Brimming with toe tapping tunes and laugh-out-loud puns and punchlines, the Australian professional premiere of Curtains is a fresh, welcome entry to the 2016 Melbourne music theatre season.
Imagine a cross between Murder, She Wrote and Smash and you have the basic idea of backstage murder mystery musical, Curtains. Rupert Holmes’ book derives much humour from the self-important vanity of various music theatre types, placing a large company of actors and creatives in lockdown when the untalented leading lady of show-within-a-show Robbin’ Hood is (somewhat mercifully) murdered.
Premiering on Broadway in 2007, Curtains had a respectable run of over 500 performances but failed to inspire the kind of success that leads to a production in the West End and beyond. In a limited season playing to music theatre lovers, the show is an ideal choice for The Production Company.
Kander and Ebb’s score provides splashy production numbers, gentle ballads and comical charm songs, all easy hummable on first listen. By rights, “Show People” should be a popular anthem on par with “There’s No Business Like Show Business.” The writers shoot some well-aimed barbs at critics in “What Kind of Man?” Robbin’ Hood numbers poke delicious fun at Oklahoma! and other early Golden Age musicals. Most delightful of all is “In The Same Boat,” which is heard in three incarnations throughout the show before reaching a glorious climactic punchline when all the versions are sung simultaneously.
Director Rodger Hodgman has done a sterling job of establishing the menagerie of characters and landing the comedy during the relatively brief rehearsal period. When there is time to add a gay love triangle within the male chorus it is clear that rehearsals have run smoothly. There is a slight overload of dialogue as the whodunit is finally solved, but comic momentum is well sustained over the 165 minute running time (including interval).
Dana Jolly contributes witty choreography that is gently blended into the action. Musical director John Foreman not only conducts the expertly prepared musicians and singers but also plays vital role of conductor Sasha Iljinsky, delivering some lovely vocals at the top of act two.
Christina Smith’s set design is occasionally underdone as a sea of black, but is offset by full, colourful sets for Robbin’ Hood and a large set of rich red curtains for the Boston Theatre where the show is enduring its out-of-town tryout. Esther Marie Hayes’ vibrant costumes clearly establish and maintain the wide range of characters. Untalented diva Jessica Cranshaw’s hot pink wig and sequined satin gown are wickedly garish, and the bloomers on the Robbin’ Hood girls are too perfect.
Filling David Hyde Pierce’s Tony Award-winning role of Lieutenant Frank Cioffi, Simon Gleeson delivers an expertly realised characterisation that is as magnetically compelling as it is neatly understated. Gleeson nails the high-toned Boston accent and scores many a well-earned laugh as Cioffi’s obsession with fixing the show increasingly outstrips his interest in the solving the murders. All this, plus he dances treble time-steps.
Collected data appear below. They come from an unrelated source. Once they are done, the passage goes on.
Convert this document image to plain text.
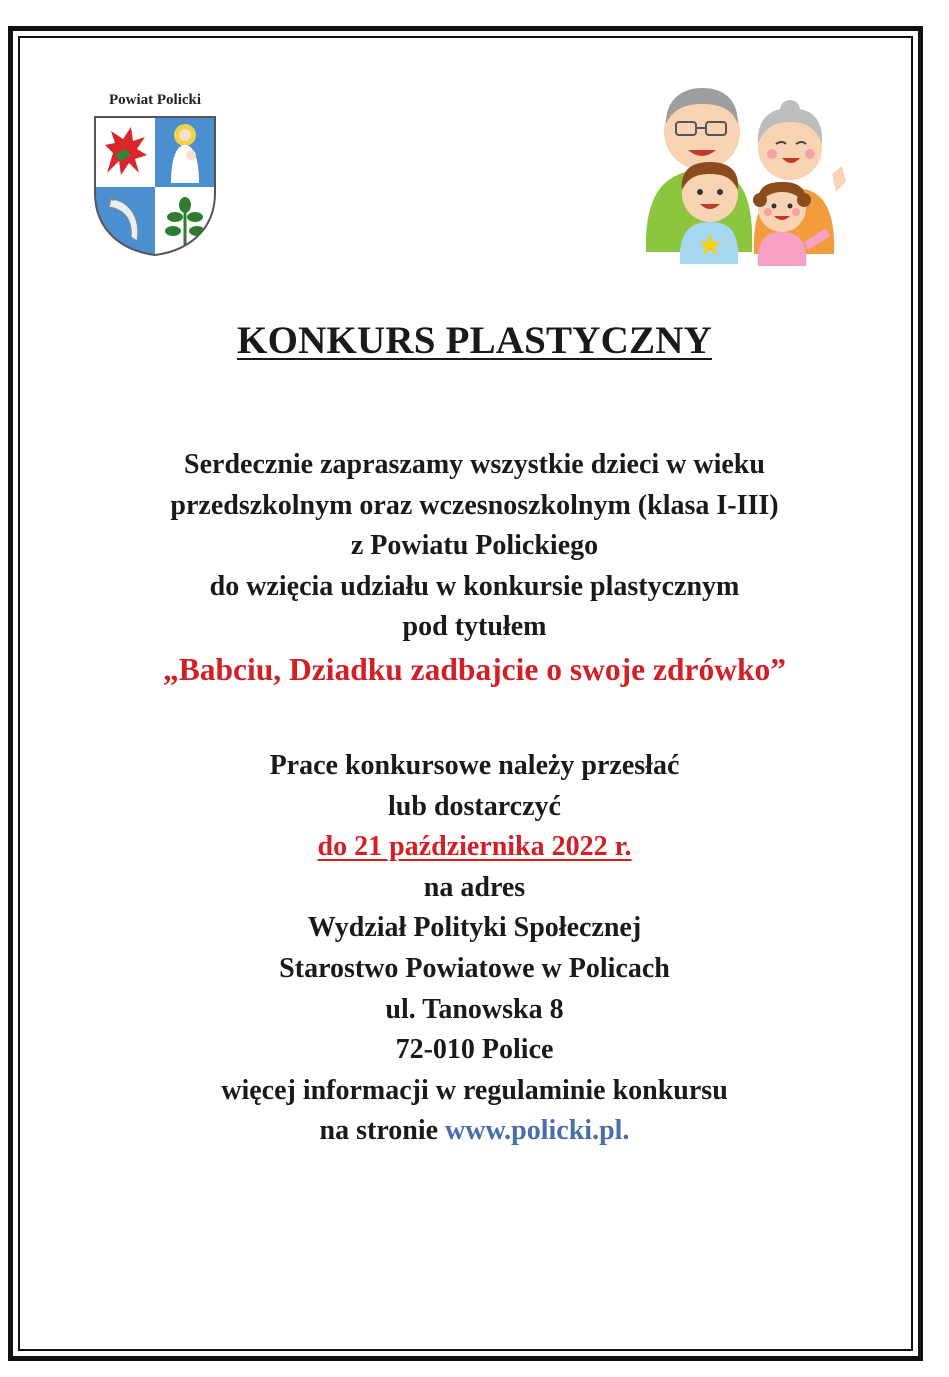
Powiat Policki
KONKURS PLASTYCZNY
Serdecznie zapraszamy wszystkie dzieci w wieku
przedszkolnym oraz wczesnoszkolnym (klasa I-III)
z Powiatu Polickiego
do wzięcia udziału w konkursie plastycznym
pod tytułem
„Babciu, Dziadku zadbajcie o swoje zdrówko”
Prace konkursowe należy przesłać
lub dostarczyć
do 21 października 2022 r.
na adres
Wydział Polityki Społecznej
Starostwo Powiatowe w Policach
ul. Tanowska 8
72-010 Police
więcej informacji w regulaminie konkursu
na stronie www.policki.pl.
Stalwart veteran Melissa Langton, a long-time supporting artist, shines in a well-deserved leading role that plays to her strengths of ballsy comedy and vocal belting. When driven producer Carmen Bernstein finally shows a softer side, Langton makes the most of the chance to balance her vocals with some truly lovely softer singing.
Alinta Chidzey is a delight as doe-eyed ingénue Niki Harris, maintaining a glowing, charming presence that underpins the character’s fascination to men. Chidzey joins Gleeson in dreamy dance number “A Tough Act to Follow,” in which both performers exhibit bright, breezy flair.
Charming actor Alex Rathgeber makes a welcome return to The Production Company as one half of writing team Aaron Fox and Georgia Hendricks. Talented actress Lucy Maunder is well cast as Georgia, giving the character a gorgeous blonde look and singing the role beautifully.
Zoe Coppinger makes a splash in the ditzy role of ambitious chorine Bambi Bernét, performing with infectious energy. Coppinger’s singing in the role is very strong, although her dancing is not quite at the level to make the extended solo in “Kansasland” as effective as it should be.
The well-written role of conceited director Christopher Belling scores many laughs, despite Colin Lane’s dull performance and awful, wandering, faintly British/Australian accent.
Nicki Wendt is a scream as clueless, ill-fated diva Jessica, setting the comic standard very high with her choice cameo role as the show opens.
All music theatre lovers are sure to enjoy Curtains. Attendance is especially recommended for those who clamour for new work amidst the ongoing abundance of revivals.
Curtains plays at State Theatre, Arts Centre Melbourne until 28 August 2016.